Measuring non-profit impact: Five questions

This article was originally published on the Latest from Alliance blog on 12 July 2013. The original article can be found here. For more information about Alliance magazine, please visit www.alliancemagazine.org.

By Paul Penley

Peter Singer’s 2013 TED talk about effective altruism argues for the moral necessity of supporting effective charities. Since most of us would prefer to support charities we know, working on issues we care about, rather than only the three charities Givewell considers effective, what do we do?

Can you prove it?

We start by determining if organizations we like monitor and evaluate programs well enough to make a conclusion either way. In my doctoral research, it all started with a hypothesis. I had to tentatively make a claim and set out to test it. The one requirement my dissertation mentor gave me: your hypothesis must be falsifiable. You must make a claim that can be proved either true or false, based on the evidence.

Most charities claim to make a difference but don’t measure performance with data that can prove or disprove such a claim. If a charity claims to change the future of kids or animals or communities but does not track key performance measures into that future, those claims drift into the world of hopes and dreams. Reality requires quantitative and qualitative feedback to claim effectiveness.

That’s why worthwhile charity evaluators (like Intelligent Philanthropy) collect basic information about how charities measure impact. Knowing how charities measure impact does not provide conclusive proof or independent verification of effectiveness, but it does determine if enough pieces are in place to actually solve that riddle.

5 questions non-profits must answer

Five questions determine if you can know a charity’s effectiveness:

Does a charity…

  1. Track outcomes years after serving people, or only annual accomplishments?
  2. Measure program outcomes against relevant benchmarks, averages or control groups?
  3. Complete independent evaluations of program effectiveness?
  4. Survey beneficiaries about program quality and impact?
  5. Pursue specific and measurable organizational goals?

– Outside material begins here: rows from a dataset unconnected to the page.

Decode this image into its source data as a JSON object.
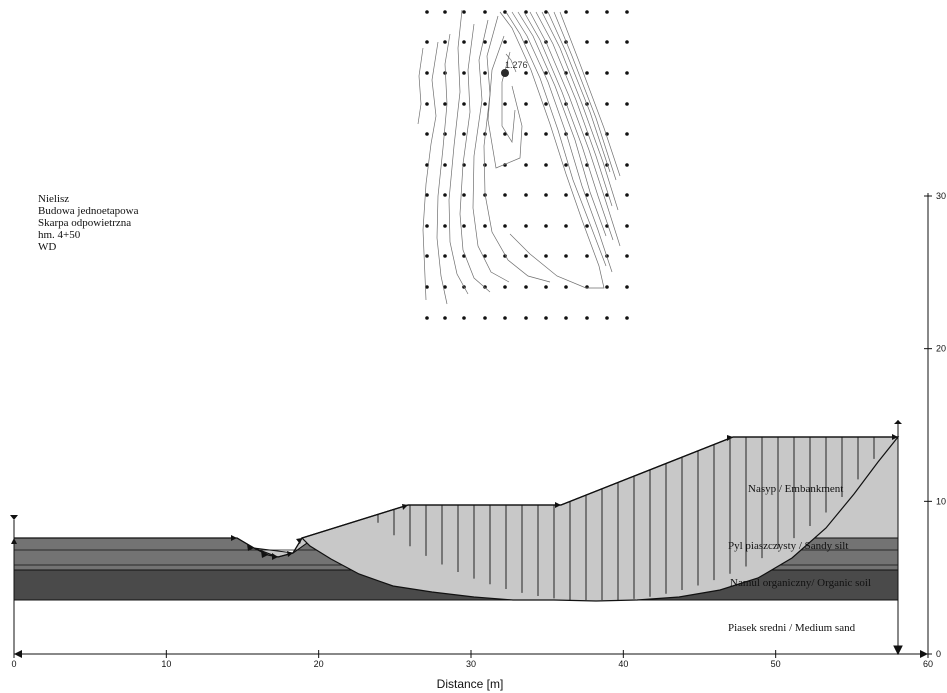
{
  "project_info": {
    "lines": [
      "Nielisz",
      "Budowa jednoetapowa",
      "Skarpa odpowietrzna",
      "hm. 4+50",
      "WD"
    ]
  },
  "grid": {
    "min_factor_label": "1.276"
  },
  "layers": {
    "embankment": "Nasyp / Embankment",
    "sandy_silt": "Pyl piaszczysty / Sandy silt",
    "organic_soil": "Namul organiczny/ Organic soil",
    "medium_sand": "Piasek sredni / Medium sand"
  },
  "axes": {
    "x_title": "Distance [m]",
    "x_ticks": [
      "0",
      "10",
      "20",
      "30",
      "40",
      "50",
      "60"
    ],
    "y_ticks": [
      "0",
      "10",
      "20",
      "30"
    ],
    "x_range": [
      0,
      60
    ],
    "y_range": [
      0,
      30
    ]
  },
  "colors": {
    "embankment_fill": "#c8c8c8",
    "upper_layer_fill": "#737373",
    "organic_fill": "#4a4a4a",
    "sand_fill": "#ffffff",
    "line": "#111111"
  }
}
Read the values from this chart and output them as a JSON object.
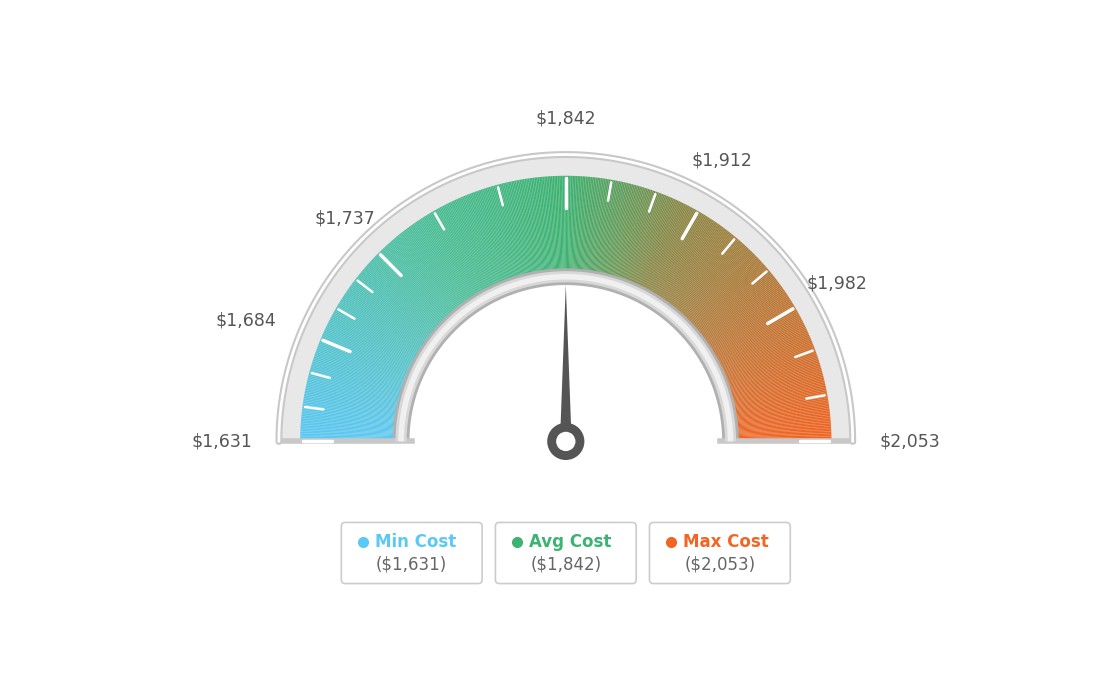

If a charity is not taking all five steps to track outcomes properly, then you don’t know if their work is effective or not. I fear the majority of charities could not answer all five questions affirmatively (and that is what Intelligent Philanthropy is finding during the first year collecting this data). That does not mean those charities are failing to create lasting improvements, but it does mean we will never know one way or the other.

So how do your favourite charities fare when asked the five questions?

Paul Penley is director of research at the philanthropic advisory firm Excellence in Giving and creator of IntelligentPhilanthropy.com.